Monday, October 7, 2024

Monday photos feature

Yes, it's "photos" plural this week because I've got a number of them to share.

The photo above, a screen-grab from WVLT-Knoxville footage, shows Interstate 40 where the eastbound lanes collapsed into the Pigeon River.  The North Carolina Department of Transportation is currently saying that this part of I-40 will be closed until September 2025.  I won't be surprised if that date gets pushed back as time goes on.

I understand that this destruction is located at about Mile 4 in North Carolina.  The putin for the main dam-controlled section of the Pigeon is right at the North Carolina-Tennessee state line.  So that means this damage is about four miles upstream of that putin.

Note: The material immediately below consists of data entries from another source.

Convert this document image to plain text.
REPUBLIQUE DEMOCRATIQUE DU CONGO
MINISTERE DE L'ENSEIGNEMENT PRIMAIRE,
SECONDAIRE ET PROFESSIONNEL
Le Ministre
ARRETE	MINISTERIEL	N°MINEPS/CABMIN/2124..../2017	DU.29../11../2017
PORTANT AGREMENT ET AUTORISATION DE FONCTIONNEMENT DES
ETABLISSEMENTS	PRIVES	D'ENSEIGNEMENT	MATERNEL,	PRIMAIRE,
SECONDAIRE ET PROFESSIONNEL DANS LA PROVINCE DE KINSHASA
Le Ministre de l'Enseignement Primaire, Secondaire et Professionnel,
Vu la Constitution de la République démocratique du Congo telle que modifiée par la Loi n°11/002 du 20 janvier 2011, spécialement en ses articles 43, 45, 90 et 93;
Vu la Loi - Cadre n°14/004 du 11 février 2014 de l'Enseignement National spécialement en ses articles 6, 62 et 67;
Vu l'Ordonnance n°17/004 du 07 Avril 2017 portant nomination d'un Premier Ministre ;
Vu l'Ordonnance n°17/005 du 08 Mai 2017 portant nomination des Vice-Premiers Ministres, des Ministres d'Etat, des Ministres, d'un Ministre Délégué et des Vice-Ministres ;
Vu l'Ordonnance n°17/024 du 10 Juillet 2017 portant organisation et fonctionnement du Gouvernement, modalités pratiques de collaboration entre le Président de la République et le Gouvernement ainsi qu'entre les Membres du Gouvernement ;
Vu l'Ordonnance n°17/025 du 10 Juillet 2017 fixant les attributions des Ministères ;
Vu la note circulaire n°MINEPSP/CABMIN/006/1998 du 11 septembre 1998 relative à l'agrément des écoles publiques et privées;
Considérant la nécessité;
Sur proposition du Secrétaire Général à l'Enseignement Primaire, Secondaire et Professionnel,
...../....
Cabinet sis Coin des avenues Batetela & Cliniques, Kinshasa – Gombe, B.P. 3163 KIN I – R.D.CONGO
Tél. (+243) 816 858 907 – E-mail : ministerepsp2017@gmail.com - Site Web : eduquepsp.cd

Back in the mid-1990s several slalom races were held on the Pigeon right at the state line, including an installment of the old Champion International Whitewater Series in 1996.  I shot this photo of the C2 team of David Hepp and Barry Kennon in that race.  That's David in the stern and Barry in the bow:

I competed in that race too, and I've also run the section of the Pigeon from the state line to Hartford, Tennessee, a number of times.  In this photo, taken by Mike Davis in 1993, I'm on a camp trip paddling with a camper named Billy Treadway:

On another Pigeon run, I'm in my old Gyramax C1 practicing my roll:


Another river that flooded last week was the French Broad.  The French Broad has its headwaters in the vicinity of Rosman, North Carolina, and flows north through Asheville; it crosses the state line into Tennessee north of where the Pigeon does.  Communities along the French Broad that received significant damage include the towns of Hot Springs, Marshall, and Asheville, and the Biltmore Estate just outside Asheville.  Rion Smith took this photo of me during a 1992 trip on the French Broad where it flows by the Biltmore Estate.  I'm putting on the sort of stern expression that befits such an important man as the head of a summer camp canoeing program:

In the summer of 1994, Clay Barbee shot this photo of me as I tried to get enders in Frank Bell's Rapid.  This rapid is on the French Broad a couple of miles upstream of Hot Springs:

A couple of miles above Frank Bell's Rapid, Big Laurel Creek flows into the French Broad.  My friend Amelia drove by the putin for Big Laurel last week, and she told me it didn't look like it got quite the amount of flooding that the French Broad did.  Here's a shot of me running Stairsteps rapid on Big Laurel in the spring of 1994.  Alfred Thompson took the photo:



These photos represent just a small sample of all the paddling I've done in the mountains of western North Carolina in times when a hurricane seemed the least of the region's worries.  From what I hear, some of the rapids in these rivers have now been completely rearranged.  Whatever the case, I hope that in good time, once the rivers have settled into their altered courses and the region has had a chance to recover from this meteorological disaster, paddlers will once again enjoy carefree days on these playful streams.